The Senate finance committee limited testimony on the bill to two hours Wednesday afternoon as lawmakers face a deadline of midnight Friday to adjourn for the year.
If the bill, which was introduced late in the legislative session, does win approval in the Senate, voters would have the final say in the fall. Voters must approve all new taxes in Colorado under the Taxpayer’s Bill of Rights.
The governor’s office estimates the new taxes would generate about $317 million annually. Most of that new revenue would go toward expanding preschool — one of Polis’ central campaign promises. Another chunk — $75 million — would help pay for a proposed reinsurance program — a new pool of money for health insurance companies to cover their most expensive patients.

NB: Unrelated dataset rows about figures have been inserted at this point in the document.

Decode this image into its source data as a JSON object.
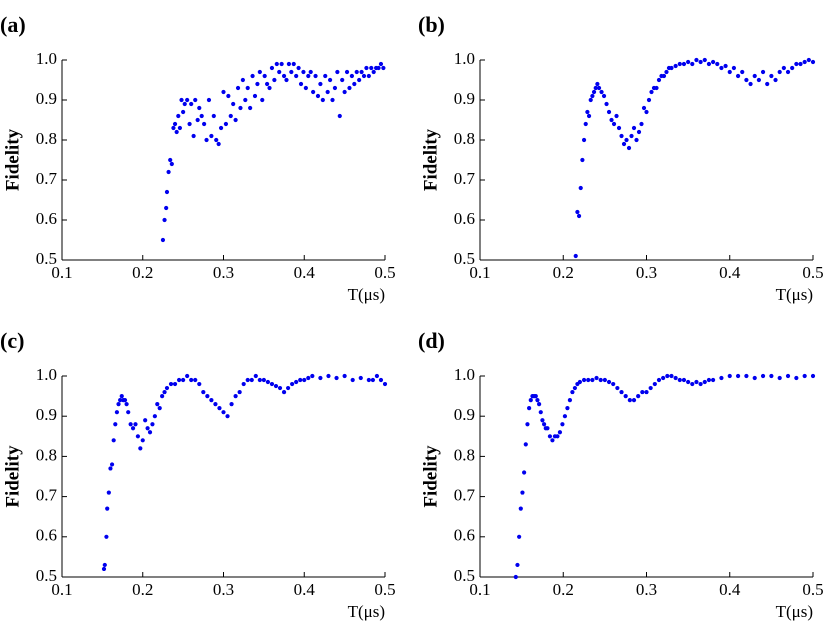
{
  "chart_data": [
    {
      "type": "scatter",
      "title": "(a)",
      "xlabel": "T(μs)",
      "ylabel": "Fidelity",
      "color": "#0000ee",
      "xlim": [
        0.1,
        0.5
      ],
      "ylim": [
        0.5,
        1.0
      ],
      "xticks": [
        0.1,
        0.2,
        0.3,
        0.4,
        0.5
      ],
      "yticks": [
        0.5,
        0.6,
        0.7,
        0.8,
        0.9,
        {
          "value": 1,
          "label": "1.0"
        }
      ],
      "x": [
        0.225,
        0.227,
        0.229,
        0.23,
        0.232,
        0.234,
        0.236,
        0.238,
        0.24,
        0.242,
        0.244,
        0.246,
        0.248,
        0.25,
        0.252,
        0.255,
        0.258,
        0.26,
        0.263,
        0.265,
        0.268,
        0.27,
        0.273,
        0.276,
        0.279,
        0.282,
        0.285,
        0.288,
        0.291,
        0.294,
        0.297,
        0.3,
        0.303,
        0.306,
        0.309,
        0.312,
        0.315,
        0.318,
        0.321,
        0.324,
        0.327,
        0.33,
        0.333,
        0.336,
        0.339,
        0.342,
        0.345,
        0.348,
        0.351,
        0.354,
        0.357,
        0.36,
        0.363,
        0.366,
        0.369,
        0.372,
        0.375,
        0.378,
        0.381,
        0.384,
        0.387,
        0.39,
        0.393,
        0.396,
        0.399,
        0.402,
        0.405,
        0.408,
        0.411,
        0.414,
        0.417,
        0.42,
        0.423,
        0.426,
        0.429,
        0.432,
        0.435,
        0.438,
        0.441,
        0.444,
        0.447,
        0.45,
        0.453,
        0.456,
        0.459,
        0.462,
        0.465,
        0.468,
        0.471,
        0.474,
        0.477,
        0.48,
        0.483,
        0.486,
        0.489,
        0.492,
        0.495,
        0.498
      ],
      "values": [
        0.55,
        0.6,
        0.63,
        0.67,
        0.72,
        0.75,
        0.74,
        0.83,
        0.84,
        0.82,
        0.86,
        0.83,
        0.9,
        0.87,
        0.89,
        0.9,
        0.84,
        0.89,
        0.81,
        0.9,
        0.85,
        0.88,
        0.86,
        0.84,
        0.8,
        0.9,
        0.81,
        0.86,
        0.8,
        0.79,
        0.83,
        0.92,
        0.84,
        0.91,
        0.86,
        0.89,
        0.85,
        0.93,
        0.88,
        0.95,
        0.9,
        0.93,
        0.88,
        0.96,
        0.91,
        0.94,
        0.97,
        0.9,
        0.96,
        0.94,
        0.93,
        0.98,
        0.95,
        0.99,
        0.97,
        0.99,
        0.96,
        0.95,
        0.99,
        0.97,
        0.99,
        0.96,
        0.98,
        0.94,
        0.97,
        0.93,
        0.96,
        0.97,
        0.92,
        0.96,
        0.91,
        0.94,
        0.9,
        0.96,
        0.92,
        0.95,
        0.9,
        0.93,
        0.97,
        0.86,
        0.95,
        0.92,
        0.97,
        0.93,
        0.96,
        0.94,
        0.97,
        0.95,
        0.97,
        0.96,
        0.98,
        0.96,
        0.98,
        0.97,
        0.98,
        0.98,
        0.99,
        0.98
      ]
    },
    {
      "type": "scatter",
      "title": "(b)",
      "xlabel": "T(μs)",
      "ylabel": "Fidelity",
      "color": "#0000ee",
      "xlim": [
        0.1,
        0.5
      ],
      "ylim": [
        0.5,
        1.0
      ],
      "xticks": [
        0.1,
        0.2,
        0.3,
        0.4,
        0.5
      ],
      "yticks": [
        0.5,
        0.6,
        0.7,
        0.8,
        0.9,
        {
          "value": 1,
          "label": "1.0"
        }
      ],
      "x": [
        0.215,
        0.217,
        0.219,
        0.221,
        0.223,
        0.225,
        0.227,
        0.229,
        0.231,
        0.233,
        0.235,
        0.237,
        0.239,
        0.241,
        0.243,
        0.246,
        0.249,
        0.252,
        0.255,
        0.258,
        0.261,
        0.264,
        0.267,
        0.27,
        0.273,
        0.276,
        0.279,
        0.282,
        0.285,
        0.288,
        0.291,
        0.294,
        0.297,
        0.3,
        0.303,
        0.306,
        0.309,
        0.312,
        0.315,
        0.318,
        0.321,
        0.324,
        0.327,
        0.33,
        0.335,
        0.34,
        0.345,
        0.35,
        0.355,
        0.36,
        0.365,
        0.37,
        0.375,
        0.38,
        0.385,
        0.39,
        0.395,
        0.4,
        0.405,
        0.41,
        0.415,
        0.42,
        0.425,
        0.43,
        0.435,
        0.44,
        0.445,
        0.45,
        0.455,
        0.46,
        0.465,
        0.47,
        0.475,
        0.48,
        0.485,
        0.49,
        0.495,
        0.5
      ],
      "values": [
        0.51,
        0.62,
        0.61,
        0.68,
        0.75,
        0.8,
        0.84,
        0.87,
        0.86,
        0.9,
        0.91,
        0.92,
        0.93,
        0.94,
        0.93,
        0.92,
        0.91,
        0.89,
        0.87,
        0.85,
        0.84,
        0.86,
        0.83,
        0.81,
        0.79,
        0.8,
        0.78,
        0.81,
        0.83,
        0.8,
        0.82,
        0.84,
        0.88,
        0.87,
        0.9,
        0.92,
        0.93,
        0.93,
        0.95,
        0.96,
        0.96,
        0.97,
        0.98,
        0.98,
        0.985,
        0.99,
        0.99,
        0.995,
        0.99,
        1.0,
        0.995,
        1.0,
        0.99,
        0.995,
        0.99,
        0.98,
        0.985,
        0.97,
        0.98,
        0.96,
        0.97,
        0.95,
        0.94,
        0.96,
        0.95,
        0.97,
        0.94,
        0.96,
        0.95,
        0.97,
        0.98,
        0.97,
        0.98,
        0.99,
        0.99,
        0.995,
        1.0,
        0.995
      ]
    },
    {
      "type": "scatter",
      "title": "(c)",
      "xlabel": "T(μs)",
      "ylabel": "Fidelity",
      "color": "#0000ee",
      "xlim": [
        0.1,
        0.5
      ],
      "ylim": [
        0.5,
        1.0
      ],
      "xticks": [
        0.1,
        0.2,
        0.3,
        0.4,
        0.5
      ],
      "yticks": [
        0.5,
        0.6,
        0.7,
        0.8,
        0.9,
        {
          "value": 1,
          "label": "1.0"
        }
      ],
      "x": [
        0.152,
        0.153,
        0.155,
        0.156,
        0.158,
        0.16,
        0.162,
        0.164,
        0.166,
        0.168,
        0.17,
        0.172,
        0.174,
        0.176,
        0.178,
        0.18,
        0.182,
        0.185,
        0.188,
        0.191,
        0.194,
        0.197,
        0.2,
        0.203,
        0.206,
        0.209,
        0.212,
        0.215,
        0.218,
        0.221,
        0.224,
        0.227,
        0.23,
        0.235,
        0.24,
        0.245,
        0.25,
        0.255,
        0.26,
        0.265,
        0.27,
        0.275,
        0.28,
        0.285,
        0.29,
        0.295,
        0.3,
        0.305,
        0.31,
        0.315,
        0.32,
        0.325,
        0.33,
        0.335,
        0.34,
        0.345,
        0.35,
        0.355,
        0.36,
        0.365,
        0.37,
        0.375,
        0.38,
        0.385,
        0.39,
        0.395,
        0.4,
        0.405,
        0.41,
        0.42,
        0.43,
        0.44,
        0.45,
        0.46,
        0.47,
        0.48,
        0.485,
        0.49,
        0.495,
        0.5
      ],
      "values": [
        0.52,
        0.53,
        0.6,
        0.67,
        0.71,
        0.77,
        0.78,
        0.84,
        0.88,
        0.91,
        0.93,
        0.94,
        0.95,
        0.94,
        0.94,
        0.93,
        0.91,
        0.88,
        0.87,
        0.88,
        0.85,
        0.82,
        0.84,
        0.89,
        0.87,
        0.86,
        0.88,
        0.9,
        0.93,
        0.92,
        0.95,
        0.96,
        0.97,
        0.98,
        0.98,
        0.99,
        0.99,
        1.0,
        0.99,
        0.99,
        0.98,
        0.96,
        0.95,
        0.94,
        0.93,
        0.92,
        0.91,
        0.9,
        0.93,
        0.95,
        0.96,
        0.98,
        0.99,
        0.99,
        1.0,
        0.99,
        0.99,
        0.985,
        0.98,
        0.975,
        0.97,
        0.96,
        0.97,
        0.98,
        0.985,
        0.99,
        0.99,
        0.995,
        1.0,
        0.995,
        1.0,
        0.995,
        1.0,
        0.99,
        0.995,
        0.99,
        0.99,
        1.0,
        0.99,
        0.98
      ]
    },
    {
      "type": "scatter",
      "title": "(d)",
      "xlabel": "T(μs)",
      "ylabel": "Fidelity",
      "color": "#0000ee",
      "xlim": [
        0.1,
        0.5
      ],
      "ylim": [
        0.5,
        1.0
      ],
      "xticks": [
        0.1,
        0.2,
        0.3,
        0.4,
        0.5
      ],
      "yticks": [
        0.5,
        0.6,
        0.7,
        0.8,
        0.9,
        {
          "value": 1,
          "label": "1.0"
        }
      ],
      "x": [
        0.143,
        0.145,
        0.147,
        0.149,
        0.151,
        0.153,
        0.155,
        0.157,
        0.159,
        0.161,
        0.163,
        0.165,
        0.167,
        0.169,
        0.171,
        0.173,
        0.175,
        0.177,
        0.179,
        0.181,
        0.184,
        0.187,
        0.19,
        0.193,
        0.196,
        0.199,
        0.202,
        0.205,
        0.208,
        0.211,
        0.214,
        0.217,
        0.22,
        0.225,
        0.23,
        0.235,
        0.24,
        0.245,
        0.25,
        0.255,
        0.26,
        0.265,
        0.27,
        0.275,
        0.28,
        0.285,
        0.29,
        0.295,
        0.3,
        0.305,
        0.31,
        0.315,
        0.32,
        0.325,
        0.33,
        0.335,
        0.34,
        0.345,
        0.35,
        0.355,
        0.36,
        0.365,
        0.37,
        0.375,
        0.38,
        0.39,
        0.4,
        0.41,
        0.42,
        0.43,
        0.44,
        0.45,
        0.46,
        0.47,
        0.48,
        0.49,
        0.5
      ],
      "values": [
        0.5,
        0.53,
        0.6,
        0.67,
        0.71,
        0.76,
        0.83,
        0.88,
        0.92,
        0.94,
        0.95,
        0.95,
        0.95,
        0.94,
        0.93,
        0.91,
        0.89,
        0.88,
        0.87,
        0.87,
        0.85,
        0.84,
        0.85,
        0.85,
        0.86,
        0.88,
        0.9,
        0.92,
        0.94,
        0.96,
        0.97,
        0.98,
        0.985,
        0.99,
        0.99,
        0.99,
        0.995,
        0.99,
        0.99,
        0.985,
        0.98,
        0.97,
        0.96,
        0.95,
        0.94,
        0.94,
        0.95,
        0.96,
        0.96,
        0.97,
        0.98,
        0.99,
        0.995,
        1.0,
        1.0,
        0.995,
        0.99,
        0.99,
        0.985,
        0.98,
        0.985,
        0.98,
        0.985,
        0.99,
        0.99,
        0.995,
        1.0,
        1.0,
        1.0,
        0.995,
        1.0,
        1.0,
        0.995,
        1.0,
        0.995,
        1.0,
        1.0
      ]
    }
  ]
}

The approach has helped lower premiums in other states.
The vaping tax bill’s House sponsor, state Rep. Yadira Caraveo, a Thornton Democrat, celebrated the House’s 34-31 passage of the legislation in a statement.
“In the six years I’ve been a pediatrician, I have seen the rise of the teen vaping epidemic and the negative impacts it is having on their health and development. Kids as young as eleven are vaping and this bill will help decrease youth use of nicotine and tobacco products,” she said. “Right now, there is a major loophole that is allowing vaping products to go untaxed.”
Still, the bill’s future isn’t assured. Seven House Democrats sided with Republicans in voting against the tax, and Democrats hold a narrower majority in the Senate.